Donje Sinkovce (Serbian Cyrillic: Доње Синковце) is a town in Serbia. According to the 2002 census, the town has a population of 1661 people.

Located on the edge of an old landslide. In the middle of 20th century, Donja Sinkovce was 3 kilometers away from Leskovac. Now Leskovac has expanded to Donje Sinkovce, so they have merged into one settlement. None of the settlement near Leskovac has grown into such a prominent settlement, as Donje Sinkovce.

== History ==

Donje Sinkovce shares its name origin with Gornje Sinkovce, being derived from the old Serbian word for son. According to tradition, the town was named after Sebar Sina, who was the first to settle in the area, giving it the name Sinkovce.

== Geography ==
The settlement is located at the foot of Hisar Hill. The area of Donje Sinkovce, extends to 255 hectares, of which the fields and gardens cover an area of 173 hectares. The rest belongs to other crops and barren land. Names of these lands are: Lozja, Čukar, Sukin Vis, Nikolino Dolinče, Cemetery, Rovina, Kotlina, Govedarnik, Tirino or Marjanovo Lozje, Kovanluk, Krnjine Njive, Petno Bresje, Jankov Bres, Studenke, Stara Konopljiste, Idjok Njiva, Pojata, Đutin Bres, Mičine Njive, Prekodrum Jasice, Church Road, Golem Njiva, Mircanka, Babičanka, Golemi Lug, Trnjaci and Medubarke.

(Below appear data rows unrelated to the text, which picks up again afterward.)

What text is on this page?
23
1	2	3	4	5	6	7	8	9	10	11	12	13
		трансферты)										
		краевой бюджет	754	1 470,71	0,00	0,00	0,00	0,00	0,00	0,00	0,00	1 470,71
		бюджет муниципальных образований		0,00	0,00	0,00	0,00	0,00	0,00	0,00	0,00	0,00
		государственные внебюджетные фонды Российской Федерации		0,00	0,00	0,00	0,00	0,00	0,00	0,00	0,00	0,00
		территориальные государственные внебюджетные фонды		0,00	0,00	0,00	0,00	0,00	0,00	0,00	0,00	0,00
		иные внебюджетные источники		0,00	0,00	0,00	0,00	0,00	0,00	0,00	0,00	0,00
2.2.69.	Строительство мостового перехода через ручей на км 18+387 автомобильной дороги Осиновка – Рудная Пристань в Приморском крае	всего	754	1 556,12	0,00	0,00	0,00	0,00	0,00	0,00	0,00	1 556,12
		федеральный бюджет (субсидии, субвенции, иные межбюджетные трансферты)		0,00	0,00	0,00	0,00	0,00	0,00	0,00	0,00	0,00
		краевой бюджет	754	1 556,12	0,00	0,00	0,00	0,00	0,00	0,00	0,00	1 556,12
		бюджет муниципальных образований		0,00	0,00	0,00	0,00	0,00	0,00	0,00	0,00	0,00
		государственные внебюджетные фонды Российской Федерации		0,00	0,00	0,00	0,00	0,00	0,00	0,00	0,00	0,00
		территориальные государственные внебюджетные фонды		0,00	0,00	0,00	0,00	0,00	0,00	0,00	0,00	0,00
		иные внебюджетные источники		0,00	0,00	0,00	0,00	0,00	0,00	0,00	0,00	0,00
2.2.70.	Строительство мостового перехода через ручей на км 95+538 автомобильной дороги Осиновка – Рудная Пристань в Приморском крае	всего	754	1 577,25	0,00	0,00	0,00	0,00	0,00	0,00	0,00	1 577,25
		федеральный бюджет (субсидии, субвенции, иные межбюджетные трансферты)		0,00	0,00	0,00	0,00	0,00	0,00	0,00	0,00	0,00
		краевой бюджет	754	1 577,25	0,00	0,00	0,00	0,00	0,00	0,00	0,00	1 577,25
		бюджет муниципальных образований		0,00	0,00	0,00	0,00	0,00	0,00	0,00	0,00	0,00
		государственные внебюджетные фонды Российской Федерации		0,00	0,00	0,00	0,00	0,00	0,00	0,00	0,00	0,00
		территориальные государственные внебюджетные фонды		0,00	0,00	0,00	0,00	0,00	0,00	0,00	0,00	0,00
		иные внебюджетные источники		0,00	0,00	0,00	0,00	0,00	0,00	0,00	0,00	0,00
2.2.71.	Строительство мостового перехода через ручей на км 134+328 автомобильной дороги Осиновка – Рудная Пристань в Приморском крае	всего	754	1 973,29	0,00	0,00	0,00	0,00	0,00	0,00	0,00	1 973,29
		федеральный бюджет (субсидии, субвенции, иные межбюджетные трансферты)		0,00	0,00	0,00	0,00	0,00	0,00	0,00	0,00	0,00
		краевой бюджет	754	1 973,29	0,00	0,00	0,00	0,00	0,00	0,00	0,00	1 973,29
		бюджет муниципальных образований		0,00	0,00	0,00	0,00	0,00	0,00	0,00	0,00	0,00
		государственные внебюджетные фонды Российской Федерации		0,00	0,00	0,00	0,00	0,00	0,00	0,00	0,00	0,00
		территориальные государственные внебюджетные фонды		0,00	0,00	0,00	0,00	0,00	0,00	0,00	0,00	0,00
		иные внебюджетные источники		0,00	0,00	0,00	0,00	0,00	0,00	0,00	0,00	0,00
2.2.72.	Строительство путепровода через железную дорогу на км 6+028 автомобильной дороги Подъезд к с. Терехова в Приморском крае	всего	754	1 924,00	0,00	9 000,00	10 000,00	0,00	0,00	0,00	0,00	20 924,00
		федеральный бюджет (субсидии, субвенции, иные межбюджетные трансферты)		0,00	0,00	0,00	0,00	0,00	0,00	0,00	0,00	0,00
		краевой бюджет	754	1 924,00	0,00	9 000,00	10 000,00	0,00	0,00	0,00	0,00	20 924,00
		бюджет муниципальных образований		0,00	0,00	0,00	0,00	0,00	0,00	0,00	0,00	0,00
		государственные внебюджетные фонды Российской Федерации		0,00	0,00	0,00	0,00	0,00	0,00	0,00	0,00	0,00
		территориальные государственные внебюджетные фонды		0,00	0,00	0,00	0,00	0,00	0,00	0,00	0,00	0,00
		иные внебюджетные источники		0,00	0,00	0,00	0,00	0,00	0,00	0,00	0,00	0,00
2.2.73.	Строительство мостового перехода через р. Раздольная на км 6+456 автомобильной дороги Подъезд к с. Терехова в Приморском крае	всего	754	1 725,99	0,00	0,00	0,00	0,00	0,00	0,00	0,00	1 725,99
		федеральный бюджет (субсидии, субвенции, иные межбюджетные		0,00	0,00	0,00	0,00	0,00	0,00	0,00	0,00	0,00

The settlement is located on Golema Bara canal. On the eastern periphery of the settlement, Golema Bara water was caught in a recently dug canal, which drains the ponds and surface waters flowing from the river Jablanica.

== Army group ==

The third training army center is located in Donje Sinkovce. The name of barracks is named in the honor of Vojvoda Petar Bojović. The mission of the Third Training Center is to improve the ability to perform individual training to meet the standards of individual training, and to improve the conditions for growing and developing the operational capabilities of war units. The barracks were bombed in the war 1999, in NATO bombing of Yugoslavia.